11.4.2 Using Scripts
The point of a project is to keep multiple files together. Any file that contains code is what we call a script. Again, holding onto your code (instead of just running it through the console) will make your life easier and make it easier for me to help you when you need it.
Think of a script in RStudio as being similar to a script in a play, with the console in RStudio similar to the stage on which a play takes place. Sure, the console is where the magic really happens, but the script is the authoritative record of what should be happening. Saving code to a script (like writing down a script for a play) lets us know what the expectations are, makes it easier to repeat a performance, and serves as a record for what happened (assuming that we followed the script).

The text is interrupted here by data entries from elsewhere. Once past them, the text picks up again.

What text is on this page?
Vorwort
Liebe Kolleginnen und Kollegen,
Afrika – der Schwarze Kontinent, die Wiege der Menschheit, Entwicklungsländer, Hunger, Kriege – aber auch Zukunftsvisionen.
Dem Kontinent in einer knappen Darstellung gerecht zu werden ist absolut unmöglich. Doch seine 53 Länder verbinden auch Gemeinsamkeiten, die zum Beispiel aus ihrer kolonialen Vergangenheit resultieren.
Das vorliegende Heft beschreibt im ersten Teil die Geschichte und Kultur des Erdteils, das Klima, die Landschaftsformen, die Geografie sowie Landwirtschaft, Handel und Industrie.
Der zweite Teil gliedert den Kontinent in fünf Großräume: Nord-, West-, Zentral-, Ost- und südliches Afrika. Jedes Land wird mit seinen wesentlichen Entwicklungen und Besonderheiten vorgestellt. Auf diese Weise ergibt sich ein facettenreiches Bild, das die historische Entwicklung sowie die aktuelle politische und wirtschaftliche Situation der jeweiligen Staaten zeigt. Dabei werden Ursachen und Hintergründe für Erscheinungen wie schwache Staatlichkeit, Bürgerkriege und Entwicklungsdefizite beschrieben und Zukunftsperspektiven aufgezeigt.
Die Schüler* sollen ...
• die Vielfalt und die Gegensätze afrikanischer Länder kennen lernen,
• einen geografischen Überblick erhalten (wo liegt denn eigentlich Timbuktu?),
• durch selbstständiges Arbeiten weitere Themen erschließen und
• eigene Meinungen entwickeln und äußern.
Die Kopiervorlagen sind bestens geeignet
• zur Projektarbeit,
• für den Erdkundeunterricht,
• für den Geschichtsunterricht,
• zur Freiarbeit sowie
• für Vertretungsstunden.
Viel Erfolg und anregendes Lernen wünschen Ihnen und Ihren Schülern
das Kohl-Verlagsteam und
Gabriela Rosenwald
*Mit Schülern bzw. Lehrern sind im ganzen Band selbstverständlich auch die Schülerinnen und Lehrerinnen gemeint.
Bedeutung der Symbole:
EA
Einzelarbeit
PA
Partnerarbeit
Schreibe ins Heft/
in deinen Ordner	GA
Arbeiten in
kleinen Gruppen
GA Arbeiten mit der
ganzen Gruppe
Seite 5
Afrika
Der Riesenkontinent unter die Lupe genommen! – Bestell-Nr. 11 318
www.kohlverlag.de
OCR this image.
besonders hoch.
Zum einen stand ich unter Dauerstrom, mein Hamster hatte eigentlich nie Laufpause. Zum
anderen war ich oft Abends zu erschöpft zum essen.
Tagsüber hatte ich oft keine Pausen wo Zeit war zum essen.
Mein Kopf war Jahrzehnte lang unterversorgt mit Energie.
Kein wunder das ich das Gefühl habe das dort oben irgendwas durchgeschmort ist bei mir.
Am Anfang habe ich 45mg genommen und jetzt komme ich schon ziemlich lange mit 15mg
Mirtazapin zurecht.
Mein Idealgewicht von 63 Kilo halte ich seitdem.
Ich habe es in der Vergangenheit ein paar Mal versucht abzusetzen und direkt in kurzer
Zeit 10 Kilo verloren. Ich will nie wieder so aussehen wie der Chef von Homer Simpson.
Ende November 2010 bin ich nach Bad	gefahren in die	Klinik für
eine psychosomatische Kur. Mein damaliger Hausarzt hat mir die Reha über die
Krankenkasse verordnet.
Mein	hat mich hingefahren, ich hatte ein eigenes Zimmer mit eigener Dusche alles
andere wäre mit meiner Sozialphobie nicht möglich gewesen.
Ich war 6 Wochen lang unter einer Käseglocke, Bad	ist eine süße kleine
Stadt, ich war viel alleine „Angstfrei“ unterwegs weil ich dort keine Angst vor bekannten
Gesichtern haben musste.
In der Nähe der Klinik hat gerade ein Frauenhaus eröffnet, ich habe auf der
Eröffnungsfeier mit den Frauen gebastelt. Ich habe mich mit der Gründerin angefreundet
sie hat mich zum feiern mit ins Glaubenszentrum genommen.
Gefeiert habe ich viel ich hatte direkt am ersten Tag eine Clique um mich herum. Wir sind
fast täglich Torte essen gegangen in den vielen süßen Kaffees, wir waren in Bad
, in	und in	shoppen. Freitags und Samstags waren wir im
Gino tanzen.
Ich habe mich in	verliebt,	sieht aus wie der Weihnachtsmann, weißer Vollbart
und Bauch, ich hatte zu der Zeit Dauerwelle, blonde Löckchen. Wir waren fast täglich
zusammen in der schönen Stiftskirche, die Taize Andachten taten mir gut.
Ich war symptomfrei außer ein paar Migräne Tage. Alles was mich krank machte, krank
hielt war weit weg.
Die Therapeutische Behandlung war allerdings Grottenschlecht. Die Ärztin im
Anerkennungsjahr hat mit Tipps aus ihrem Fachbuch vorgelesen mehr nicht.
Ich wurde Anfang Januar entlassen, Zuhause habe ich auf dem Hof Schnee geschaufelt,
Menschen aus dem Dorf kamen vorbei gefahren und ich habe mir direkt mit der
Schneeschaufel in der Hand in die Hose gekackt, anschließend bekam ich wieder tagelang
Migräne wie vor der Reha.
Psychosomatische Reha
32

Unless I tell you otherwise, whenever you’re starting a new activity in R, you should navigate through File, New File, and New R Script in RStudio, give that file a clear name, and save that file to your project folder. If you save this file anywhere else, it’s going to make your life harder. Once again, make sure that you know where your project folder lives on your computer! It is traditional to save R scripts with a .R
or .r
suffix. Follow this convention unless you have some extraordinary reason not to. Use helpful names for your scripts so that you can find them afterward!
Running code within a script file works differently than running it in the console, so you ought to get familiar with these extra steps: to execute code within a script, you should highlight the code you want to execute and either click the Run button at the top of script window or use the keyboard shortcut Ctrl+Enter (Windows) or CMD+Enter (macOS). In theory, scripts are meant to be run all at once, and if you click the Run button without highlighting code, that’s what it will do. However, I (and many other R users) frequently use scripts in this kind of piecemeal way, running bits of code at a time, but keeping the whole script as a backup.
11.4.3 Backing Up Your Project Folder
Make sure to save your scripts and other files regularly! However, unlike cloud services like Dropbox or Google Drive, simply saving a file to your project folder is not sufficient to sync it to GitHub. At regular intervals, you should open GitHub Desktop, navigate to your project repository, and click the button in the top right corner (which will read either Fetch origin or Pull origin—if, after clicking Fetch origin, it now reads Pull origin, you’ll want to click it again). If I’ve made changes to your repository, those changes will now sync to your local files. Then, if there are changed files in the appropriate window of the interface, you should enter a Summary in the appropriate field, click the Commit button, and then click Push origin in the top-right corner. It’s not until you’ve successfully pushed your files to GitHub that they are backed up and available for me to request and review!
It’s important to note Git and GitHub are notorious for running into syncing issues. We are using it lightly enough that I don’t expect to run into anything major, but please don’t hesitate to reach out if you run into something you can’t solve on your own!
11.5 Conclusion
When helping you figure out an issue you’re having with code, I will usually insist on getting access to your data and scripts through your GitHub repository and will usually not look over scripts and data that you send me via email. This means that you need to be in the habit of:
- saving your code to scripts,
- saving your scripts to your project folder, and
- backing up your project folder through GitHub.
Please get into this habit early—it will be helpful for you throughout the semester and even more helpful for any data science work you do after this class.